Ahmet Ferit Tek | |
---|---|
Türkiye İçişleri Bakanı | |
Görev süresi 30 Ekim 1923 - 21 Mayıs 1924 | |
Başbakan | İsmet İnönü |
Yerine geldiği | Ali Fethi Okyar |
Yerine gelen | Cemil Uybadın |
TBMM Maliye Vekili | |
Görev süresi 17 Temmuz 1920 - 19 Mayıs 1921 | |
TBMM Reisi | Mustafa Kemal Atatürk |
Yerine geldiği | Hakkı Behiç Bayiç |
Yerine gelen | Hasan Saka |
Türkiye Büyük Millet Meclisi 1. ve 2. Dönem Milletvekili | |
Görev süresi 23 Nisan 1920 - 26 Haziran 1927 | |
Seçim bölgesi | 1920 – İstanbul 1923 – Kütahya |
Meclis-i Mebûsan 3. ve 6. Dönem Mebusu | |
Görev süresi 12 Ocak 1920 - 18 Mart 1920 | |
Seçim bölgesi | 1919 – İstanbul |
Görev süresi 17 Aralık 1908 - 18 Ocak 1912 | |
Seçim bölgesi | 1908 – Kütahya |
Kişisel bilgiler | |
Doğum | Ahmed Ferid 7 Mart 1878 Bursa, Osmanlı İmparatorluğu |
Ölüm | 25 Kasım 1971 (93 yaşında) İstanbul, Türkiye |
Defin yeri | Sahrayıcedid Mezarlığı, İstanbul |
Partisi | Cumhuriyet Halk Partisi |
Bitirdiği okul | Kuleli Askeri İdadisi Harp Okulu |
Mesleği | Asker, Siyasetçi, Diplomat |
Ahmet Ferit Tek (7 Mart 1878, Bursa - 25 Kasım 1971, İstanbul), Türk siyasetçi, diplomat, fikir adamı.
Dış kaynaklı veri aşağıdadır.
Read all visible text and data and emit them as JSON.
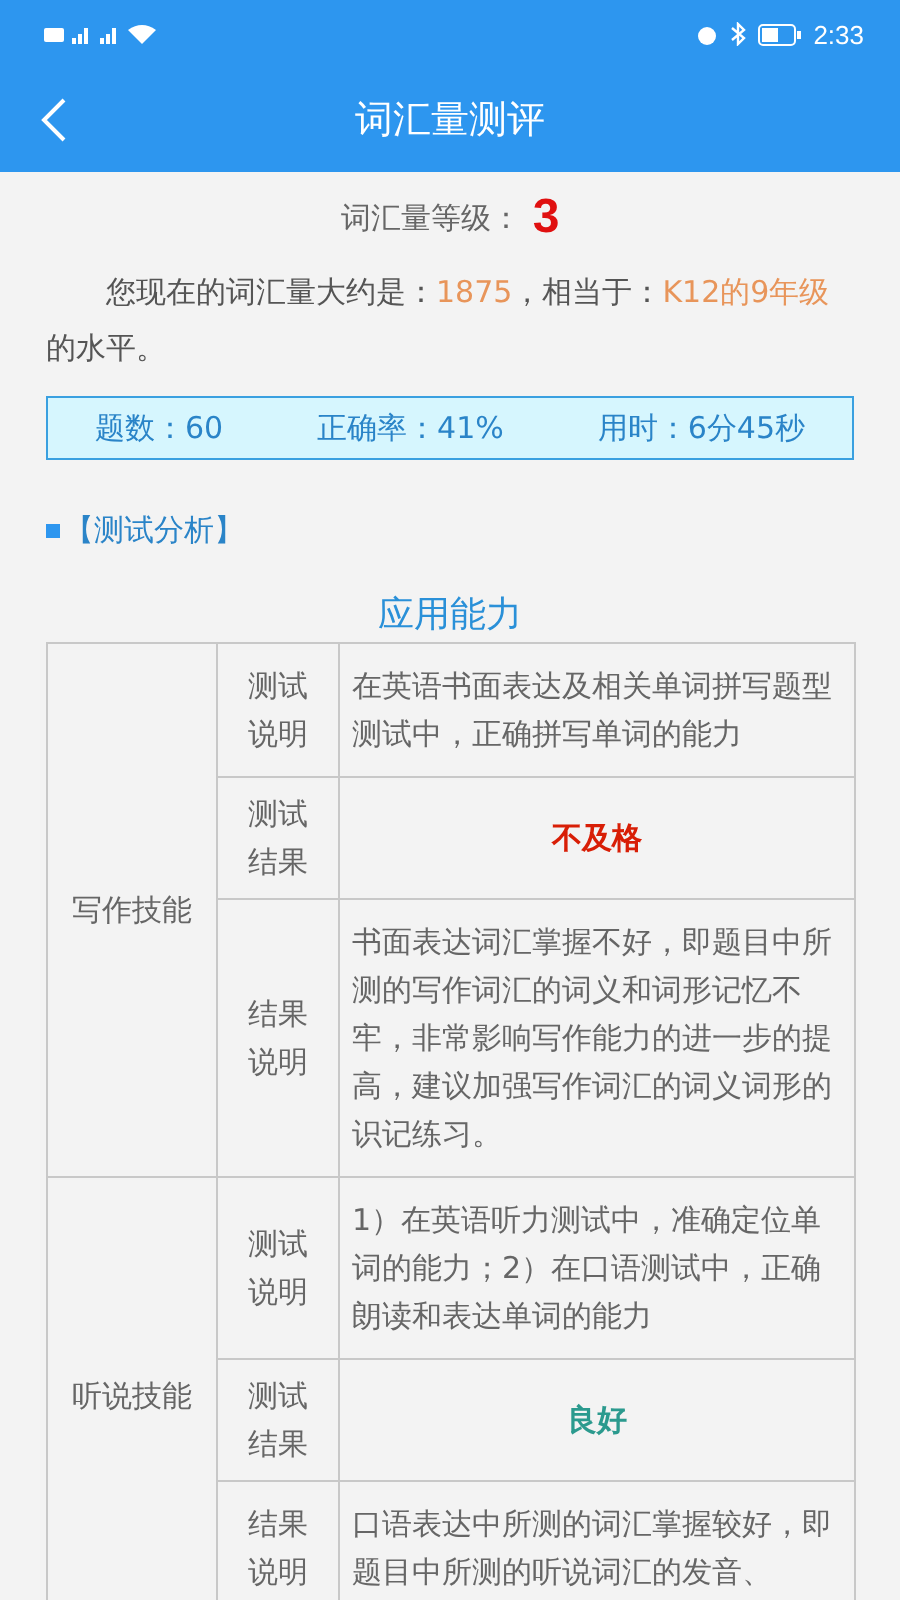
{
  "status_bar": {
    "time": "2:33"
  },
  "header": {
    "title": "词汇量测评"
  },
  "level": {
    "label": "词汇量等级：",
    "value": "3"
  },
  "summary": {
    "parts": [
      {
        "text": "您现在的词汇量大约是：",
        "highlight": false
      },
      {
        "text": "1875",
        "highlight": true
      },
      {
        "text": "，相当于：",
        "highlight": false
      },
      {
        "text": "K12的9年级",
        "highlight": true
      },
      {
        "text": "的水平。",
        "highlight": false
      }
    ]
  },
  "stats": [
    "题数：60",
    "正确率：41%",
    "用时：6分45秒"
  ],
  "section_title": "【测试分析】",
  "table": {
    "title": "应用能力",
    "groups": [
      {
        "skill": "写作技能",
        "rows": [
          {
            "kind": "text",
            "label": "测试说明",
            "text": "在英语书面表达及相关单词拼写题型测试中，正确拼写单词的能力"
          },
          {
            "kind": "result",
            "label": "测试结果",
            "text": "不及格",
            "color": "#d81e06"
          },
          {
            "kind": "text",
            "label": "结果说明",
            "text": "书面表达词汇掌握不好，即题目中所测的写作词汇的词义和词形记忆不牢，非常影响写作能力的进一步的提高，建议加强写作词汇的词义词形的识记练习。"
          }
        ]
      },
      {
        "skill": "听说技能",
        "rows": [
          {
            "kind": "text",
            "label": "测试说明",
            "text": "1）在英语听力测试中，准确定位单词的能力；2）在口语测试中，正确朗读和表达单词的能力"
          },
          {
            "kind": "result",
            "label": "测试结果",
            "text": "良好",
            "color": "#2b9a8e"
          },
          {
            "kind": "text",
            "label": "结果说明",
            "text": "口语表达中所测的词汇掌握较好，即题目中所测的听说词汇的发音、"
          }
        ]
      }
    ]
  }
}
Türk Ocağı'nın kurucularından ve derneğin resmî kuruluşundan sonraki ilk genel başkanıdır. Türkiye Cumhuriyeti'nin ilk İçişleri Bakanı'dır. Son Osmanlı Meclisi Mebusanı'nda, TBMM 1. Dönem ve 2. Dönem'de milletvekilliği, I. ve II. İcra Vekilleri Heyeti'nde ve 1. Hükûmet ve 2. Hükûmet'te bakanlık, sonrasında diplomatlık yaptı. Fecr-i Ati döneminin kadın yazarlarından Müfide Ferit Tek'in eşi, sanat tarihçisi Emel Esin'in babasıdır.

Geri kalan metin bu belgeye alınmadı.